Hirsi Ali’s eigen levenspartner -al weet de zaal dat niet- gaat duidelijk een stap verder. Volgens filosoof-atheïst prof. dr. Herman Philipse moet het hoofddoekje op lagere en middelbare scholen verboden worden. Daardoor ontstaat, net als in Frankrijk, een serene sfeer waarin leerlingen tot zelfstandige oordeelsvorming kunnen komen, los van de traditionele groepsdruk.
Philipse is gauw klaar met de docente die hem erop wijst dat reformatorische scholen in Nederland evengoed strenge eisen stellen aan het uiterlijk van hun leerlingen als de islamitische. „Ik kom er niet zo vaak, maar moeten meisjes daar per se een rok aan? Lijkt me geweldig om dat ook te verbieden. Dat kinderen vanuit een groepsachtergrond gedwongen worden, kan niet goed zijn.”

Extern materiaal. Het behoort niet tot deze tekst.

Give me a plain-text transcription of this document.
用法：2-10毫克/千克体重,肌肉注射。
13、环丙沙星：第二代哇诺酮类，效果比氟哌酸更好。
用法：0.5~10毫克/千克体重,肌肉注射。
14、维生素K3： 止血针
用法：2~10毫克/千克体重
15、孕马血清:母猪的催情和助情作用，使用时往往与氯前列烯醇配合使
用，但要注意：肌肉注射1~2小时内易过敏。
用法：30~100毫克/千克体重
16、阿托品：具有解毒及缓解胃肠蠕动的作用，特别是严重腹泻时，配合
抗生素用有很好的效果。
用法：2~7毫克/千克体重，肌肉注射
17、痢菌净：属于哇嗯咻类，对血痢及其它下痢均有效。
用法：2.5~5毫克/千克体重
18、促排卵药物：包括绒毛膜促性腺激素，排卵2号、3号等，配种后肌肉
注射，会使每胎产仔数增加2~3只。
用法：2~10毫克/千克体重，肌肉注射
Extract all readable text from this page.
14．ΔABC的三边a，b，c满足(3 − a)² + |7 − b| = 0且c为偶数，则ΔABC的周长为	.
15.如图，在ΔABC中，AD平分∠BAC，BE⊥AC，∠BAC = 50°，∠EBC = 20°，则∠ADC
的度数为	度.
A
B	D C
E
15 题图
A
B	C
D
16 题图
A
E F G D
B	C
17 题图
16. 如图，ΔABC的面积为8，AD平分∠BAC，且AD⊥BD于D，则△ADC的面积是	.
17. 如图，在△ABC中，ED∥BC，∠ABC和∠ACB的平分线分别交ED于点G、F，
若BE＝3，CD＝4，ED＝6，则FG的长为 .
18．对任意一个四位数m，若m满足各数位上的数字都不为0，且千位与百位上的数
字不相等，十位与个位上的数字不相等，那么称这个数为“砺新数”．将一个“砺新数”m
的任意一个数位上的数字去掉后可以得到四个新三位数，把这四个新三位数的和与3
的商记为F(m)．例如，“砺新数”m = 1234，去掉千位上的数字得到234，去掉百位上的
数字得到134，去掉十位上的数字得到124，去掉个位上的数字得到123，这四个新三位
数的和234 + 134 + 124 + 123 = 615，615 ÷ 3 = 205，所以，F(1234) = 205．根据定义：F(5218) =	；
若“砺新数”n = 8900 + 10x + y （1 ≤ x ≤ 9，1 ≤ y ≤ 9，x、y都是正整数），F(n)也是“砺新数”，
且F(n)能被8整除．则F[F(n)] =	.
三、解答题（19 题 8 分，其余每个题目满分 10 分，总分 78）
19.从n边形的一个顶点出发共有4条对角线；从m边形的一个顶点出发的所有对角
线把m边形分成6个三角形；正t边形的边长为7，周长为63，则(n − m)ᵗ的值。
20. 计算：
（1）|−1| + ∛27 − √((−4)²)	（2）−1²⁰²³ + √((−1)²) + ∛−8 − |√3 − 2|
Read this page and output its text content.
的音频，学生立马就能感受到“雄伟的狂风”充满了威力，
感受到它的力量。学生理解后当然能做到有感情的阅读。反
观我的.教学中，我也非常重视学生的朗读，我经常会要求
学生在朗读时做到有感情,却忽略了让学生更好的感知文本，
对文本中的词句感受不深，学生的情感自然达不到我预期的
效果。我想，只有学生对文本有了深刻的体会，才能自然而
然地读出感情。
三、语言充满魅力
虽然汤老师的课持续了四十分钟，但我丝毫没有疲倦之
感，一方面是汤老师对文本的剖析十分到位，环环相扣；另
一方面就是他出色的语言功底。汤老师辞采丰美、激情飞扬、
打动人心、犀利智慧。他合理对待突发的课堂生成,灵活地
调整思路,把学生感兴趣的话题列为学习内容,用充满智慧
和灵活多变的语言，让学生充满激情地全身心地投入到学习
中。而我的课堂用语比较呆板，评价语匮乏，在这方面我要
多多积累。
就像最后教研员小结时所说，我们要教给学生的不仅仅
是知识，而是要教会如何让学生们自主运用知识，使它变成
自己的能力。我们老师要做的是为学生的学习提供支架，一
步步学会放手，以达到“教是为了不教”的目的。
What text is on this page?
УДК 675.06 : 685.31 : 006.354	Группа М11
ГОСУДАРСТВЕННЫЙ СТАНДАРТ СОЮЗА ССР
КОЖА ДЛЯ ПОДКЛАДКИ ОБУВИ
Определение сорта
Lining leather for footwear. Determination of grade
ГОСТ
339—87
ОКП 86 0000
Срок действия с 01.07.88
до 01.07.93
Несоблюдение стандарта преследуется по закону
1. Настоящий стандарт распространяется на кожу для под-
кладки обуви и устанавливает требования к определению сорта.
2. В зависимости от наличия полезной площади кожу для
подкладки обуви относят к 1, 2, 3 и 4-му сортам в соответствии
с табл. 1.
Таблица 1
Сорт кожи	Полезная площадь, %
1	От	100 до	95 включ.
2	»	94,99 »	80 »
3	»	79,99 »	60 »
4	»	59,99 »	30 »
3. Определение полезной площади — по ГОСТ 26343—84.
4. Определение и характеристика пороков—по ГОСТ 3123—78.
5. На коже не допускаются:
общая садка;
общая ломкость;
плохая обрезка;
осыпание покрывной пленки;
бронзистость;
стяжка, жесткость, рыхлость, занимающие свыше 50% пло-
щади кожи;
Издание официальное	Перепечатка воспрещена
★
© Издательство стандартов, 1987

Oud-wethouder Rob Oudkerk van Amsterdam mag een lans breken voor de pragmatische benadering van het hoofddoekje en alles wat daarmee samenhangt, maar wordt door Hirsi Ali en Philipse resoluut gepareerd. Van de vlotte, oer-Hollands uitziende professor nemen de aanwezigen dat aan, maar van Hirsi Ali niet. Waarschijnlijk omdat ze oud-moslima is.
De woede slaat bij een jonge Marokkaan om in haat als Hirsi Ali zich openlijk afvraagt welk motief zij eigenlijk zou hebben voor een heksenjacht. Met een brutale verwijzing naar de vrouwenbesnijdenis, roept hij fel vanuit de zaal: „Nooit meer een orgasme.”